New Delhi: The key for Indian auto companies to successfully tide over the current slowdown in the automart will depend on their ability to develop low cost products like Nano with quality that can compete global majors, according to ratings agency Fitch.
The agency, which has downgraded Asian auto majors like Toyota, Honda and Hyundai... said the current downturn will continue for the next three-four years and companies in the continent would look at delaying expansion projects and shutting down plants.
“Competition will grow further. Indian companies by themeselves or in a joint venture will try to strengthen market position. This would depend on how they develop low cost products like Tata’s Nano,” Fitch Director Tatsuya Mizuno said in a teleconference.
It is also important to maintain high quality and comply with environmental regulations, he added.
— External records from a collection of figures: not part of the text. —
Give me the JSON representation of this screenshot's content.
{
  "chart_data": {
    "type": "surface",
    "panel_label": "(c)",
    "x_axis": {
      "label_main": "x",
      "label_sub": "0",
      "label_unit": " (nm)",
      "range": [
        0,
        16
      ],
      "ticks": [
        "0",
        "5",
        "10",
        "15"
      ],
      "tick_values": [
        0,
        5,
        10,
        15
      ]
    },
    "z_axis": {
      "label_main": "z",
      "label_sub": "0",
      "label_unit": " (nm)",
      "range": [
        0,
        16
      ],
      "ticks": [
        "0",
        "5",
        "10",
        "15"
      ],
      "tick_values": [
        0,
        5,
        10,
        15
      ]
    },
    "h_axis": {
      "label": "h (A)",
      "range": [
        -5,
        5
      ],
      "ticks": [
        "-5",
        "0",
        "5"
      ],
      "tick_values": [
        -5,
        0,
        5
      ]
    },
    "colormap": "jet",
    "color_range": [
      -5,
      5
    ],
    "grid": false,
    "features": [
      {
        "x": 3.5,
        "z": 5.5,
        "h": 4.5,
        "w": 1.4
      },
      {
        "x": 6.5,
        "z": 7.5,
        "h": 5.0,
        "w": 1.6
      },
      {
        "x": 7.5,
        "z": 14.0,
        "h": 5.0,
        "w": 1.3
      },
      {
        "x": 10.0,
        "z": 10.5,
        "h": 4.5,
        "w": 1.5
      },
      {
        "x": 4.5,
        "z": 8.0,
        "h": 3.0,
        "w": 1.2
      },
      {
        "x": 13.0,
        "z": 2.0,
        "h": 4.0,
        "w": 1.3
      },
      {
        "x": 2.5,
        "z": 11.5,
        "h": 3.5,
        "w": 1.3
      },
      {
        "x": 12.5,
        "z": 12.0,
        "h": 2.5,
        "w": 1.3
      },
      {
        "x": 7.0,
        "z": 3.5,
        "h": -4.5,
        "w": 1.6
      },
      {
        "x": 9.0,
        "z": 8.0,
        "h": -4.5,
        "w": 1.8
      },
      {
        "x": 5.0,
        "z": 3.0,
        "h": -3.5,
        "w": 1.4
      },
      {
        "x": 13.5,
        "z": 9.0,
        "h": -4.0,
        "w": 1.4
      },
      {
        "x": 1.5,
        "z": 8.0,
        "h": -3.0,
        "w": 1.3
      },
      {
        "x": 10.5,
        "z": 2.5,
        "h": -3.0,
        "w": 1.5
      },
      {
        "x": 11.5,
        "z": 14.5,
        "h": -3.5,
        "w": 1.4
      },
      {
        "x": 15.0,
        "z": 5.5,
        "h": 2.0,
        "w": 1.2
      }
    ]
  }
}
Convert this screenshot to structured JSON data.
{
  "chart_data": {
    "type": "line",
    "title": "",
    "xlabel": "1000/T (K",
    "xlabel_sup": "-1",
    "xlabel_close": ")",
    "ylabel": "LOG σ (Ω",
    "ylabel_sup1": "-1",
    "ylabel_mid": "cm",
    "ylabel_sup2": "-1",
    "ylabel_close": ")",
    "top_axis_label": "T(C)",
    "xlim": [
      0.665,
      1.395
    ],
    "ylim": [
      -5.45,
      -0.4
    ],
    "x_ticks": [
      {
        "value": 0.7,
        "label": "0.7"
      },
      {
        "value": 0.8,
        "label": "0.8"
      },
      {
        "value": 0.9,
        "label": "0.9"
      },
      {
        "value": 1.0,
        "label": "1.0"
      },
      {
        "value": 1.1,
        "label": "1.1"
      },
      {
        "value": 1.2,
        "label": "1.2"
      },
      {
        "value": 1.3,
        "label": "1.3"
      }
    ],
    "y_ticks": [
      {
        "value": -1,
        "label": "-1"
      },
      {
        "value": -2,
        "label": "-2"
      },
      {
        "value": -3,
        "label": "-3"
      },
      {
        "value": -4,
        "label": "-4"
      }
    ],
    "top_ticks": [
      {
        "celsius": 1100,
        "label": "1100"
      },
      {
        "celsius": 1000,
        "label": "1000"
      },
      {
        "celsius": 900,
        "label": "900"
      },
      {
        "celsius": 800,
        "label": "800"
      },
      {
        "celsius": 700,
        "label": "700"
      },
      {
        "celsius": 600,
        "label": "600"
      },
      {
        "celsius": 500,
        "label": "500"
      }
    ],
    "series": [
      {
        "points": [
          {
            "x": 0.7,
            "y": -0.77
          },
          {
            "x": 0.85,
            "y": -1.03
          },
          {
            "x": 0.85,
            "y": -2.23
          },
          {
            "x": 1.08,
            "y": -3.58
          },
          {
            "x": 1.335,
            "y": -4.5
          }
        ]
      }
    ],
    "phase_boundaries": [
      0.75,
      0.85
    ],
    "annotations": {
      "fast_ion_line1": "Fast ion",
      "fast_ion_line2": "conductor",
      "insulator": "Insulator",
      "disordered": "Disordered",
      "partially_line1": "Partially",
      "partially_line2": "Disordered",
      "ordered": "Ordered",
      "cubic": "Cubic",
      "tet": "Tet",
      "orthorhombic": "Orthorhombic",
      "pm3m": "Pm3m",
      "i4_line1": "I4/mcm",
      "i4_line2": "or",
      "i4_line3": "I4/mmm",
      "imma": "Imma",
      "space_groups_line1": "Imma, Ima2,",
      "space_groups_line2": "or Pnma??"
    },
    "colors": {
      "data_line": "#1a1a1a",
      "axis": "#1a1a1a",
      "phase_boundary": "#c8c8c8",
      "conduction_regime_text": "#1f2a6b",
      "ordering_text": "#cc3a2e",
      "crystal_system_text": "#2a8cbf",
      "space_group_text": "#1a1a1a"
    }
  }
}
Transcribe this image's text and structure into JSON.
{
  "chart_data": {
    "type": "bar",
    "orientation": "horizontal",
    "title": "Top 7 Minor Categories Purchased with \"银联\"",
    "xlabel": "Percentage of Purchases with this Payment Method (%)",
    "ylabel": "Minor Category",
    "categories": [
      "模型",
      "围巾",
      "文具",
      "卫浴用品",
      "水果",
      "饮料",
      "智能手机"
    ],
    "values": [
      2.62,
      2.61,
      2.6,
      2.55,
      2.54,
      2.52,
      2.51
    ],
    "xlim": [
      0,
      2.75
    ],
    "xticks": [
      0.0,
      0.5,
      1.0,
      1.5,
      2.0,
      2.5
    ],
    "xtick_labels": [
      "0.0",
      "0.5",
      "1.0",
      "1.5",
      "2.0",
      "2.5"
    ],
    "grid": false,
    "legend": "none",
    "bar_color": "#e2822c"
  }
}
“The emerging markets like Brazil and Russia were doing well. India and China did well in the first half of 2008 but the second half saw the sales growth going down and this will continue this year as well,” Fitch Director Jeong Min Pak said, adding the difficulty of getting credit was also impacting the sales.
“Emerging markets have a significant growth potential. Suzuki has about 50% market share (in India), Toyota and Honda are trying to expand operations. The market will continue to grow but the growth percentage will decline depending on the economy,” Mizuno said.
He said the uncertainty of the market conditions and the structural changes in the sector were adding to the woes of the companies.